15. Bij zijn beroep heeft eiser verzocht om het Uwv te veroordelen tot het betalen van een schadevergoeding, bestaande uit de wettelijke rente over de ten onrechte niet betaalde uitkering. Gelet op de ongegrondverklaring van eisers beroep is geen sprake van onrechtmatige besluitvorming van het Uwv. De rechtbank wijst het verzoek om schadevergoeding dan ook af.

Beslissing

De rechtbank:
- verklaart het beroep ongegrond;
- wijst het verzoek om schadevergoeding af.
Deze uitspraak is op 6 juli 2020 gedaan door mr.

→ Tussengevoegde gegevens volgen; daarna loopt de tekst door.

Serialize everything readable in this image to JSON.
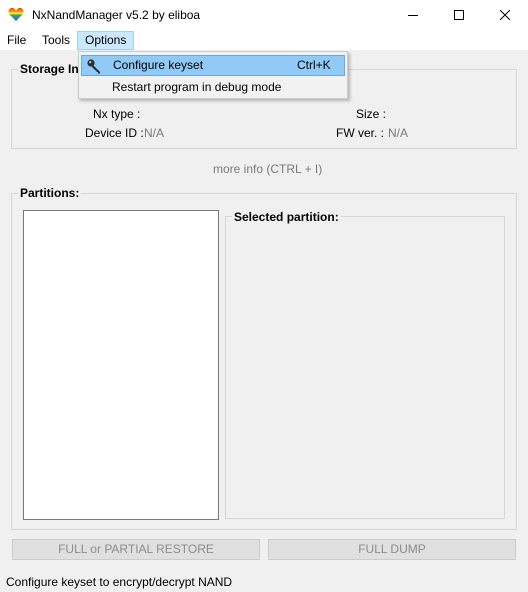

M.P. Glerum, rechter, in aanwezigheid van
mr. M. van Dalen, griffier. Als gevolg van maatregelen rondom het corona virus is deze uitspraak niet uitgesproken op een openbare uitsprakenzitting. Zodra het openbaar uitspreken weer mogelijk is, wordt deze uitspraak, voor zover nodig, alsnog in het openbaar uitgesproken.
De rechter is verhinderd de
uitspraak te ondertekenen.
griffier rechter
Afschrift verzonden aan partijen op:

Rechtsmiddel

Tegen deze uitspraak kan binnen zes weken na de dag van verzending daarvan hoger beroep worden ingesteld bij de Centrale Raad van Beroep.

Voetnoten

1.Zie artikel 6:217, eerste lid, van het Burgerlijk Wetboek: Een overeenkomst komt tot stand door een aanbod en de aanvaarding daarvan.
2.Zie artikel 7:668, vierde lid, van het Burgerlijk Wetboek.